Why can’t we reproduce so many scientific findings?

Why would someone do the same experiment more than once, if they already found the answer? Isn’t that the very definition of insanity? Being able to do an experiment over again and confirm the results is actually a crucial aspect of science, called reproducibility. If scientists find a certain result from an experiment, but no one else is able to replicate it, that’s a red flag. It indicates that the first scientists could have made a mistake or that the original study design wasn’t sound.

“Reproducibility is truth. Without reproducibility, we cannot make significant progress in human health.”

Dr. Bibiana Bielekova, Issues in Science and Medicine

Unfortunately, a shockingly large proportion of the science we do in the US may not be reproducible. In a landmark study in 2012, cancer researchers Glenn Begley and Lee Ellis tried to replicate 53 studies of cancer biology, and found that they could only get the same results for six of them. Another 2015 study to reproduce 100 psychology experiments found a similar result for fewer than half of them.

Barriers to reproducibility

What are some of the barriers that scientists face when trying to reproduce experiments, and how can we overcome these barriers? Researchers at the Center for Open Science undertook an incredibly ambitious task to find out, as part of their Reproducibility Project. They spent eight years trying to replicate 193 experiments from 53 papers on cancer biology that were published between 2010 and 2012. Even after all that time, they were only able to replicate 158 effects from 23 papers.

Here’s why it was so hard. As the researchers explain in an accompanying paper, only four experiments (out of 193!) had publicly-available data to compute the effect sizes and other calculations. Most experiments required scientists to ask original authors to share a key reagent (a substance or mixture used to create a chemical reaction). And none of the experiments were described in enough detail in their original papers so that other scientists could repeat the experiments. This means the researchers had to go back to all of the original authors to ask for their help — but the authors for one-third of the experiments weren’t helpful or never responded.  

When they could replicate the experiments, the researchers found that the results were less impressive than the original findings; average effect sizes of reproduced studies were 85% smaller than in the original findings. Most of the studies that originally had negative findings were successfully replicated, while fewer than half of the studies that originally had positive results were able to be replicated.

Just because a result isn’t reproducible doesn’t mean it’s necessarily wrong. There can be differences in results can be due to changes in protocols (how the study was conducted), which statistical tests were done on results, and the skill of scientists doing these projects. However, the study authors noted times in which even the original labs could not figure out how to redo their experiments, either because the scientists had left or the protocols hadn’t been recorded. That’s not an encouraging sign for reproducibility.  

Moving forward

How do we address the reproducibility crisis? Researchers point to the need for more incentives to encourage scientists to reproduce others’ findings. In the current science landscape, researchers are rewarded for publishing new research, not validating the research of others. If you were a funder, would you rather spend money on an experiment to uncover a new potential cancer cure, or to redo a previous cancer biology experiment? The second one just doesn’t sound as exciting.

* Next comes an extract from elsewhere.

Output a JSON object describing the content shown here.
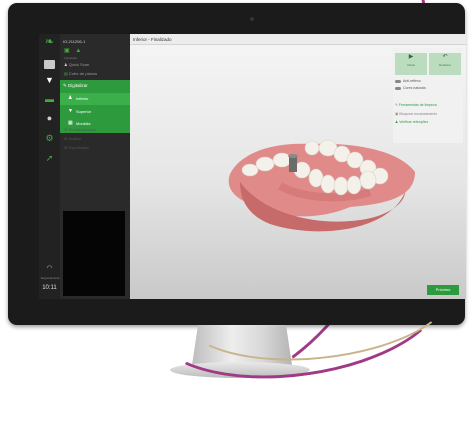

“[Replication] won’t make a career,” said, Tim Errington, a cancer biologist at the Center for Open Science and lead author of the recent study, in STAT News. “It’s not the flashy science that people want, not a positive result, because they’re redoing something. So we need to figure out how to balance that as a culture.”

There are a few bright spots in the research world when it comes to changing this culture. A new consortium of funders called “Ensuring Value in Research” promotes research with pre-validated methods and open-access publication, which could help encourage more sound and replicable science. There are other small fixes that would make it easier for researchers to replicate experiments, like journals eliminating word count limits in methods sections or encouraging researchers to submit supplemental material with their full study protocol.

The Center for Open Science has developed another approach called Registered Reports, in which scientists submit their study methods to peer review before they conduct the experiment. This helps reduce the bias that can occur when researchers feel pressure to adjust their methods or statistical tests to get a certain result. And it saves time because researchers don’t have to redo experiments if their methods weren’t up to par the first time.

And technology may be a promising way to reward sound science and identify the most fruitful paths for research. Currently, researcher that have the most-cited or most popular studies in “high-impact” journals get rewarded — even though the methods may not be reproducible. In a recent piece in Issues in Science and Medicine, former Lown Institute VP Shannon Brownlee and National Institutes of Health researcher Bibiana Bielekova propose using machine learning algorithms to identify articles by their rigor, reproducibility, and societal impact, rather than their popularity or number of citations. This could incentivize better research methods while illuminating future research paths that are most likely to bear fruit.

Reproducibility is a concerning issue in science, but these new initiatives also give us something to be optimistic about. Now go out there, and do the same thing over again!